13. A plant or plant part of claim 7 wherein the polypeptide has insecticidal activity against an insect selected from the group consisting of the order Coleoptera and Western Corn Rootworm.

14. The plant or plant part of claim 4, wherein the polypeptide has insecticidal activity against an insect selected from the group consisting of the order Coleoptera and Western Corn Rootworm.
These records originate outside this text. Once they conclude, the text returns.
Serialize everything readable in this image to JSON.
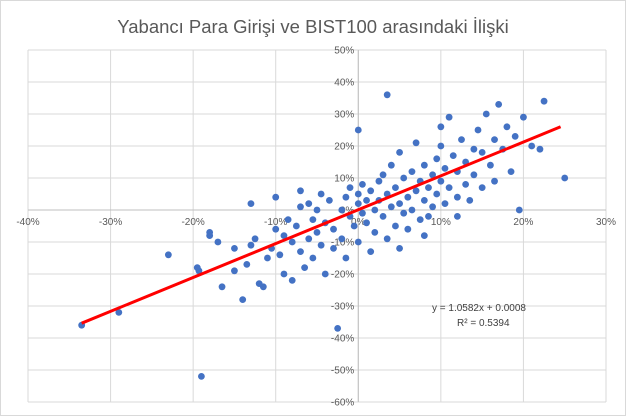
{
  "chart_data": {
    "type": "scatter",
    "title": "Yabancı Para Girişi ve BIST100 arasındaki İlişki",
    "xlabel": "",
    "ylabel": "",
    "xlim": [
      -0.4,
      0.3
    ],
    "ylim": [
      -0.6,
      0.5
    ],
    "x_ticks": [
      "-40%",
      "-30%",
      "-20%",
      "-10%",
      "0%",
      "10%",
      "20%",
      "30%"
    ],
    "y_ticks": [
      "-60%",
      "-50%",
      "-40%",
      "-30%",
      "-20%",
      "-10%",
      "0%",
      "10%",
      "20%",
      "30%",
      "40%",
      "50%"
    ],
    "grid": true,
    "marker_color": "#4472c4",
    "trendline_color": "#ff0000",
    "trendline": {
      "slope": 1.0582,
      "intercept": 0.0008,
      "x_range": [
        -0.335,
        0.245
      ]
    },
    "equation": "y = 1.0582x + 0.0008",
    "r_squared": "R² = 0.5394",
    "series": [
      {
        "points": [
          [
            -0.335,
            -0.36
          ],
          [
            -0.29,
            -0.32
          ],
          [
            -0.23,
            -0.14
          ],
          [
            -0.195,
            -0.18
          ],
          [
            -0.193,
            -0.19
          ],
          [
            -0.19,
            -0.52
          ],
          [
            -0.18,
            -0.08
          ],
          [
            -0.18,
            -0.07
          ],
          [
            -0.17,
            -0.1
          ],
          [
            -0.165,
            -0.24
          ],
          [
            -0.15,
            -0.19
          ],
          [
            -0.14,
            -0.28
          ],
          [
            -0.135,
            -0.17
          ],
          [
            -0.13,
            -0.11
          ],
          [
            -0.125,
            -0.09
          ],
          [
            -0.12,
            -0.23
          ],
          [
            -0.115,
            -0.24
          ],
          [
            -0.11,
            -0.15
          ],
          [
            -0.105,
            -0.12
          ],
          [
            -0.1,
            -0.06
          ],
          [
            -0.1,
            0.04
          ],
          [
            -0.095,
            -0.14
          ],
          [
            -0.09,
            -0.08
          ],
          [
            -0.09,
            -0.2
          ],
          [
            -0.085,
            -0.03
          ],
          [
            -0.08,
            -0.1
          ],
          [
            -0.08,
            -0.22
          ],
          [
            -0.075,
            -0.05
          ],
          [
            -0.07,
            -0.13
          ],
          [
            -0.07,
            0.01
          ],
          [
            -0.065,
            -0.18
          ],
          [
            -0.06,
            0.02
          ],
          [
            -0.06,
            -0.09
          ],
          [
            -0.055,
            -0.03
          ],
          [
            -0.055,
            -0.15
          ],
          [
            -0.05,
            0.0
          ],
          [
            -0.05,
            -0.07
          ],
          [
            -0.045,
            -0.11
          ],
          [
            -0.045,
            0.05
          ],
          [
            -0.04,
            -0.04
          ],
          [
            -0.04,
            -0.2
          ],
          [
            -0.035,
            0.03
          ],
          [
            -0.03,
            -0.06
          ],
          [
            -0.03,
            -0.12
          ],
          [
            -0.025,
            -0.37
          ],
          [
            -0.02,
            0.0
          ],
          [
            -0.02,
            -0.09
          ],
          [
            -0.015,
            0.04
          ],
          [
            -0.015,
            -0.15
          ],
          [
            -0.01,
            -0.02
          ],
          [
            -0.01,
            0.07
          ],
          [
            -0.005,
            -0.05
          ],
          [
            0.0,
            0.02
          ],
          [
            0.0,
            -0.1
          ],
          [
            0.005,
            -0.01
          ],
          [
            0.005,
            0.08
          ],
          [
            0.01,
            -0.04
          ],
          [
            0.01,
            0.03
          ],
          [
            0.015,
            -0.13
          ],
          [
            0.015,
            0.06
          ],
          [
            0.02,
            0.0
          ],
          [
            0.02,
            -0.07
          ],
          [
            0.025,
            0.09
          ],
          [
            0.025,
            0.03
          ],
          [
            0.03,
            -0.02
          ],
          [
            0.03,
            0.11
          ],
          [
            0.035,
            0.05
          ],
          [
            0.035,
            -0.09
          ],
          [
            0.04,
            0.01
          ],
          [
            0.04,
            0.14
          ],
          [
            0.045,
            -0.05
          ],
          [
            0.045,
            0.07
          ],
          [
            0.05,
            0.02
          ],
          [
            0.05,
            0.18
          ],
          [
            0.055,
            -0.01
          ],
          [
            0.055,
            0.1
          ],
          [
            0.06,
            0.04
          ],
          [
            0.06,
            -0.06
          ],
          [
            0.065,
            0.12
          ],
          [
            0.065,
            0.0
          ],
          [
            0.07,
            0.06
          ],
          [
            0.07,
            0.21
          ],
          [
            0.075,
            -0.03
          ],
          [
            0.075,
            0.09
          ],
          [
            0.08,
            0.03
          ],
          [
            0.08,
            0.14
          ],
          [
            0.085,
            0.07
          ],
          [
            0.085,
            -0.02
          ],
          [
            0.09,
            0.11
          ],
          [
            0.09,
            0.01
          ],
          [
            0.095,
            0.16
          ],
          [
            0.095,
            0.05
          ],
          [
            0.1,
            0.09
          ],
          [
            0.1,
            0.2
          ],
          [
            0.105,
            0.02
          ],
          [
            0.105,
            0.13
          ],
          [
            0.11,
            0.07
          ],
          [
            0.11,
            0.29
          ],
          [
            0.115,
            0.17
          ],
          [
            0.12,
            0.04
          ],
          [
            0.12,
            0.12
          ],
          [
            0.125,
            0.22
          ],
          [
            0.13,
            0.08
          ],
          [
            0.13,
            0.15
          ],
          [
            0.135,
            0.03
          ],
          [
            0.14,
            0.19
          ],
          [
            0.14,
            0.11
          ],
          [
            0.145,
            0.25
          ],
          [
            0.15,
            0.07
          ],
          [
            0.15,
            0.18
          ],
          [
            0.155,
            0.3
          ],
          [
            0.16,
            0.14
          ],
          [
            0.165,
            0.22
          ],
          [
            0.165,
            0.09
          ],
          [
            0.17,
            0.33
          ],
          [
            0.175,
            0.19
          ],
          [
            0.18,
            0.26
          ],
          [
            0.185,
            0.12
          ],
          [
            0.19,
            0.23
          ],
          [
            0.195,
            0.0
          ],
          [
            0.2,
            0.29
          ],
          [
            0.21,
            0.2
          ],
          [
            0.22,
            0.19
          ],
          [
            0.225,
            0.34
          ],
          [
            0.25,
            0.1
          ],
          [
            0.035,
            0.36
          ],
          [
            -0.0,
            0.25
          ],
          [
            0.0,
            0.05
          ],
          [
            -0.07,
            0.06
          ],
          [
            -0.13,
            0.02
          ],
          [
            -0.15,
            -0.12
          ],
          [
            0.05,
            -0.12
          ],
          [
            0.08,
            -0.08
          ],
          [
            0.12,
            -0.02
          ],
          [
            0.1,
            0.26
          ]
        ]
      }
    ]
  }
}
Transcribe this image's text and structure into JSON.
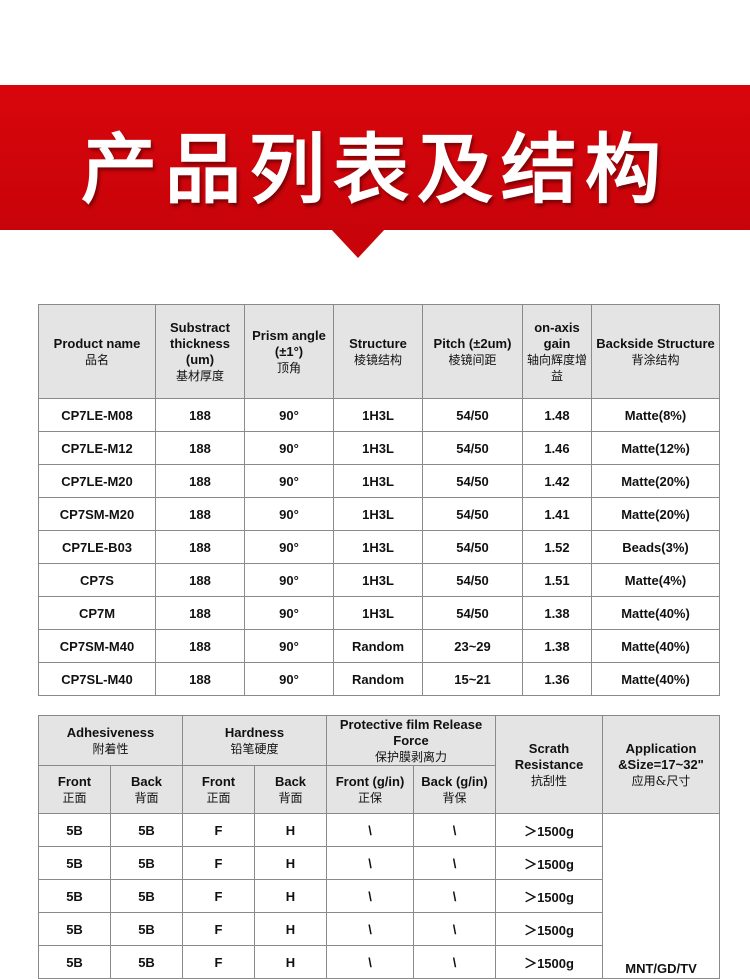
{
  "banner": {
    "title": "产品列表及结构",
    "color": "#d8060c"
  },
  "table1": {
    "headers": [
      {
        "en": "Product name",
        "cn": "品名"
      },
      {
        "en": "Substract thickness (um)",
        "cn": "基材厚度"
      },
      {
        "en": "Prism angle (±1°)",
        "cn": "顶角"
      },
      {
        "en": "Structure",
        "cn": "棱镜结构"
      },
      {
        "en": "Pitch (±2um)",
        "cn": "棱镜间距"
      },
      {
        "en": "on-axis gain",
        "cn": "轴向辉度增益"
      },
      {
        "en": "Backside Structure",
        "cn": "背涂结构"
      }
    ],
    "rows": [
      [
        "CP7LE-M08",
        "188",
        "90°",
        "1H3L",
        "54/50",
        "1.48",
        "Matte(8%)"
      ],
      [
        "CP7LE-M12",
        "188",
        "90°",
        "1H3L",
        "54/50",
        "1.46",
        "Matte(12%)"
      ],
      [
        "CP7LE-M20",
        "188",
        "90°",
        "1H3L",
        "54/50",
        "1.42",
        "Matte(20%)"
      ],
      [
        "CP7SM-M20",
        "188",
        "90°",
        "1H3L",
        "54/50",
        "1.41",
        "Matte(20%)"
      ],
      [
        "CP7LE-B03",
        "188",
        "90°",
        "1H3L",
        "54/50",
        "1.52",
        "Beads(3%)"
      ],
      [
        "CP7S",
        "188",
        "90°",
        "1H3L",
        "54/50",
        "1.51",
        "Matte(4%)"
      ],
      [
        "CP7M",
        "188",
        "90°",
        "1H3L",
        "54/50",
        "1.38",
        "Matte(40%)"
      ],
      [
        "CP7SM-M40",
        "188",
        "90°",
        "Random",
        "23~29",
        "1.38",
        "Matte(40%)"
      ],
      [
        "CP7SL-M40",
        "188",
        "90°",
        "Random",
        "15~21",
        "1.36",
        "Matte(40%)"
      ]
    ]
  },
  "table2": {
    "groups": [
      {
        "en": "Adhesiveness",
        "cn": "附着性"
      },
      {
        "en": "Hardness",
        "cn": "铅笔硬度"
      },
      {
        "en": "Protective film Release Force",
        "cn": "保护膜剥离力"
      },
      {
        "en": "Scrath Resistance",
        "cn": "抗刮性"
      },
      {
        "en": "Application &Size=17~32\"",
        "cn": "应用&尺寸"
      }
    ],
    "subheaders": [
      {
        "en": "Front",
        "cn": "正面"
      },
      {
        "en": "Back",
        "cn": "背面"
      },
      {
        "en": "Front",
        "cn": "正面"
      },
      {
        "en": "Back",
        "cn": "背面"
      },
      {
        "en": "Front (g/in)",
        "cn": "正保"
      },
      {
        "en": "Back (g/in)",
        "cn": "背保"
      }
    ],
    "rows": [
      [
        "5B",
        "5B",
        "F",
        "H",
        "\\",
        "\\",
        "＞1500g"
      ],
      [
        "5B",
        "5B",
        "F",
        "H",
        "\\",
        "\\",
        "＞1500g"
      ],
      [
        "5B",
        "5B",
        "F",
        "H",
        "\\",
        "\\",
        "＞1500g"
      ],
      [
        "5B",
        "5B",
        "F",
        "H",
        "\\",
        "\\",
        "＞1500g"
      ],
      [
        "5B",
        "5B",
        "F",
        "H",
        "\\",
        "\\",
        "＞1500g"
      ]
    ],
    "application": "MNT/GD/TV"
  }
}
15. A method for controlling susceptible insects comprising contacting said insect with an effective amount of an insecticidal IRDIG protein of claim 3.

16. A method for controlling susceptible insects comprising contacting said insect with an effective amount of an insecticidal IRDIG protein of claim 4.

17. The method of claim 15 wherein the susceptible insect is Western Corn Rootworm

18. The method of claim 15 wherein the susceptible insect is Western Corn Rootworm.

19. A method for producing a coleopteran-tolerant plant comprising breeding a non transgenic plant with a transgenic plant comprising a foreign DNA construct, capable of expressing an insecticidal IRDIG protein, stably incorporated into the genome of the plant and selecting progeny by analyzing for at least a portion of the foreign DNA construct emanating from the transgenic plant.